X_train4= sm.add_constant(X_train4)

#Fitting the linear model

lm4 = sm.OLS(y_train4,X_train4).fit()

In [None]:
#Printing coefficients and statistical summary
print(lm4.params)

print(lm4.summary())

* There isn't much improvement in the R2 score with ssc_p,hsc_p,degree_p as independent variable.
* The F-statistics has dropped to 16.56 which means overall fit of the model with three variables is worse than the previous model.
* The best model among these four models is Model 3. Lets do the residual analysis of the model.

### Residual Analysis

In [None]:
#Predicting on the train data

y_train_pred = lm4.predict(X_train4)

In [None]:
# Plotting the histogram of the error terms

fig = plt.figure()
sns.distplot((y_train4 - y_train_pred), bins = 20)
fig.suptitle('Error Terms', fontsize = 20)                
plt.xlabel('Errors', fontsize = 18)   
plt.show()

* The residuals are normally distributed with mean zero, which satisfies our assumptions of Linear regression.
* Lets predict on the test data now.

### Prediction and evaluation

#### Applying scaling on test set.

In [None]:
df_test.head()

In [None]:
#Transforming the numerical varianles of test data
df_test[col_num] = scaler.transform(df_test[col_num])

In [None]:
#Extracting X_test and y_test from the df_test  

X_test = df_test[['ssc_p','hsc_p','degree_p']]
y_test = df_test['mba_p']


In [None]:
#Adding constant

X_test = sm.add_constant(X_test)

#Predicting on th emodel

y_pred = lm4.predict(X_test)

In [None]:
#Evaluating R2 score on the predictions

from sklearn.metrics import r2_score

print(r2_score(y_test,y_pred))

* Getting a R2 score which is slightly less than the training R2 score.

In [None]:
# Plotting y_test and y_pred to understand the spread.

fig = plt.figure()
sns.scatterplot(y_test,y_pred)
fig.suptitle('y_test vs y_pred', fontsize=20)              # Plot heading 
plt.xlabel('y_test', fontsize=18)                          # X-label
plt.ylabel('y_pred', fontsize=16)   
plt.show()

In [None]:
#Putting y_test and y_pred to a dataframe.

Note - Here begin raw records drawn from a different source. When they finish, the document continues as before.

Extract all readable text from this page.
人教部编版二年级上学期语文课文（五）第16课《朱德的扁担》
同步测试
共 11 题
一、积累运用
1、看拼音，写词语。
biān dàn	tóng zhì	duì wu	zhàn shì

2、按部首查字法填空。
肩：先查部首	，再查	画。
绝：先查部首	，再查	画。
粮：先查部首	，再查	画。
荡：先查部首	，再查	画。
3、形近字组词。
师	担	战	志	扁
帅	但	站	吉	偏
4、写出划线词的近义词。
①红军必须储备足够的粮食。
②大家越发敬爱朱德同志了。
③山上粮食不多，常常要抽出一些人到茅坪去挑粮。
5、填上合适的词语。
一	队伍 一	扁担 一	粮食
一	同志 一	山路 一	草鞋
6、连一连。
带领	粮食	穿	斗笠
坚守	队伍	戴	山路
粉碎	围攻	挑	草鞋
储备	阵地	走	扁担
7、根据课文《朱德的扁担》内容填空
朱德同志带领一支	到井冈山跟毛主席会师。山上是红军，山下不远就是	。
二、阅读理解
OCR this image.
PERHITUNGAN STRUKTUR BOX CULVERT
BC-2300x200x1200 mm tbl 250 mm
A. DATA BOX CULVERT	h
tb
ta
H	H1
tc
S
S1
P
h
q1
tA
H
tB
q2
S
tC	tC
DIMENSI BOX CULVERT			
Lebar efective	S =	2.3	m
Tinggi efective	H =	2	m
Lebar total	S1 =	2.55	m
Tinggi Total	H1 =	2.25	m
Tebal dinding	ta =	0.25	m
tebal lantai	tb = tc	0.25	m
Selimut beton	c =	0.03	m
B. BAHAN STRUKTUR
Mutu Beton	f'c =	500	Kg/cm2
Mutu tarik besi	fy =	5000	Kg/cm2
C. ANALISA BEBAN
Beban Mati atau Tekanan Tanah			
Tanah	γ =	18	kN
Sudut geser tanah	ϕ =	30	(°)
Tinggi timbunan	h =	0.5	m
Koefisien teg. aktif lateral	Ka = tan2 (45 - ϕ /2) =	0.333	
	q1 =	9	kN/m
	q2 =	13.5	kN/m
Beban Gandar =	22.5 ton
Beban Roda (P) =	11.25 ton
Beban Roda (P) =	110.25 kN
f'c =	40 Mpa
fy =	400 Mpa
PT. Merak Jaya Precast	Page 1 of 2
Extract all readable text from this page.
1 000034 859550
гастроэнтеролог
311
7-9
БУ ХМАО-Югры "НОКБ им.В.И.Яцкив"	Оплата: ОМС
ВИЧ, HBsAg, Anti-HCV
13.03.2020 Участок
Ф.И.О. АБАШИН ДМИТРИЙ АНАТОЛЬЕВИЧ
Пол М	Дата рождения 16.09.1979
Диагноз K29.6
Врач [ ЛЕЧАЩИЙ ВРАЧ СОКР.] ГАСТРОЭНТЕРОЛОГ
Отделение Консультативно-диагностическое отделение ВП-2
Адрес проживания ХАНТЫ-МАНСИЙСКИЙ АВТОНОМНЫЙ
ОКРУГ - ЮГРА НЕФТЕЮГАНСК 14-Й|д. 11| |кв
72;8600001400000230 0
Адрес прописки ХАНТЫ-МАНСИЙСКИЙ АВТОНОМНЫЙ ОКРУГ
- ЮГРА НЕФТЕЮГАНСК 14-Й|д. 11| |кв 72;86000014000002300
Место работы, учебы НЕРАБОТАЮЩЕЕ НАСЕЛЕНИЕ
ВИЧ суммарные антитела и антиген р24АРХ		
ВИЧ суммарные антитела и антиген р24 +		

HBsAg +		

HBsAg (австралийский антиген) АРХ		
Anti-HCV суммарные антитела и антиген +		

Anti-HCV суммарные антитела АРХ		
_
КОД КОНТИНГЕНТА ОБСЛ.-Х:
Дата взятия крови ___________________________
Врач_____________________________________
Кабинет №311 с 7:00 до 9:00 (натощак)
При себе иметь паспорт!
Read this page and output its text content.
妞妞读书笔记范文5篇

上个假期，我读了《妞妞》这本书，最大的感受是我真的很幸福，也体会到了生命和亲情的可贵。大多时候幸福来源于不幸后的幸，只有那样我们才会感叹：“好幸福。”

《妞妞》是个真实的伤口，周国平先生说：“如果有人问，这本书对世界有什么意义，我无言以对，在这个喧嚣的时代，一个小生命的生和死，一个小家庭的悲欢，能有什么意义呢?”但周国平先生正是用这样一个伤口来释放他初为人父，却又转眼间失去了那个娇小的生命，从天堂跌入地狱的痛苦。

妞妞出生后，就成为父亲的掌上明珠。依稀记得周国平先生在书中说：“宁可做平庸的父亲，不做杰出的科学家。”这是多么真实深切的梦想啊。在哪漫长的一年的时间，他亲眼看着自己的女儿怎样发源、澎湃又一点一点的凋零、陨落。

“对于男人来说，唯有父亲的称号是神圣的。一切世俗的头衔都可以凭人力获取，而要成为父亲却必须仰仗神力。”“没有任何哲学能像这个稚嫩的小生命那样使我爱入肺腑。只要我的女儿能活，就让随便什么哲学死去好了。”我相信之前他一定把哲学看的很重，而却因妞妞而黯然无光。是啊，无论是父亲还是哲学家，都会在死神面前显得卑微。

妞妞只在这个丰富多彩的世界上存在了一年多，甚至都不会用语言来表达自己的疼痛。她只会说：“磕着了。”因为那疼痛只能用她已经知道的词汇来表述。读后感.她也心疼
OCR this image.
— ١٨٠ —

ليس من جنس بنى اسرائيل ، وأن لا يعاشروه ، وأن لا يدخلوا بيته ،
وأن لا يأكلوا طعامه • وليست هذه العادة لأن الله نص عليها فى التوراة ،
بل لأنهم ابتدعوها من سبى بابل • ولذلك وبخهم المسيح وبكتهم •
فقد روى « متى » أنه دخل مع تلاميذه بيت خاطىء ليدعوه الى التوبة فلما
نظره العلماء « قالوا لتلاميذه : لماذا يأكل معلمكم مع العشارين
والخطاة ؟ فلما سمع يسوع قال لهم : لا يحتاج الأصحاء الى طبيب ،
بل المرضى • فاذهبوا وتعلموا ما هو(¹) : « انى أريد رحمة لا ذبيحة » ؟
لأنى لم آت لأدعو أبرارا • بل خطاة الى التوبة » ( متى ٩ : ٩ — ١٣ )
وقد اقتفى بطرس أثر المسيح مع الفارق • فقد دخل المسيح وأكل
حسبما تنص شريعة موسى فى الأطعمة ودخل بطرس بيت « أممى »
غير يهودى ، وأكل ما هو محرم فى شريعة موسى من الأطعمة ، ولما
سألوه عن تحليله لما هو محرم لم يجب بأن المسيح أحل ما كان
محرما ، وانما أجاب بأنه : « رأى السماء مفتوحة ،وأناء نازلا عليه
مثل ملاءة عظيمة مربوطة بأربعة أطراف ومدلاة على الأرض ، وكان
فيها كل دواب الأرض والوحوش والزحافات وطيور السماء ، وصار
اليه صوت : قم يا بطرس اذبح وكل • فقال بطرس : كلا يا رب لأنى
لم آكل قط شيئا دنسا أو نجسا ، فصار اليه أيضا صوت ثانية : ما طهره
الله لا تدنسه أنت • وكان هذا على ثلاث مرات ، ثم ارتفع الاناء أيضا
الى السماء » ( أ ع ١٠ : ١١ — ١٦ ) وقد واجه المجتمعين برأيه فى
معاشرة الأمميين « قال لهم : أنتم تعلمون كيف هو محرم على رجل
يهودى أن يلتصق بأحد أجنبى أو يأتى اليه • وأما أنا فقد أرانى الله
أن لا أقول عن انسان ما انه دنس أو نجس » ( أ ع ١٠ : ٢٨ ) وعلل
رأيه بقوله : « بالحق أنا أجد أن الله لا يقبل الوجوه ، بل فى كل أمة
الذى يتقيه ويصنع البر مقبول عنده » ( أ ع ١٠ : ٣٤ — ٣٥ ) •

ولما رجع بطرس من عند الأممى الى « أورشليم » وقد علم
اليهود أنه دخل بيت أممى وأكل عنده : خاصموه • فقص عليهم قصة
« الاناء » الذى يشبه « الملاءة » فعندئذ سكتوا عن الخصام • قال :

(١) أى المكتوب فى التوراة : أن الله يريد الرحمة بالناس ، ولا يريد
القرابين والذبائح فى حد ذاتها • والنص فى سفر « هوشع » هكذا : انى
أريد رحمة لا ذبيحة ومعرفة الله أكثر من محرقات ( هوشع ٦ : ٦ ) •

compare_pred = pd.DataFrame(columns=['y_test','y_pred'])
compare_pred['y_test'] = y_test
compare_pred['y_pred'] = y_pred

compare_pred.head(10)

### Conclusion:

* As we can see above the R2 score of test data is very low and the predicted values on test data is far from the actual values.
* Hence Secondary school percentage and Higher secondary school percentage are not valid factors of deciding MBA percentage of a student.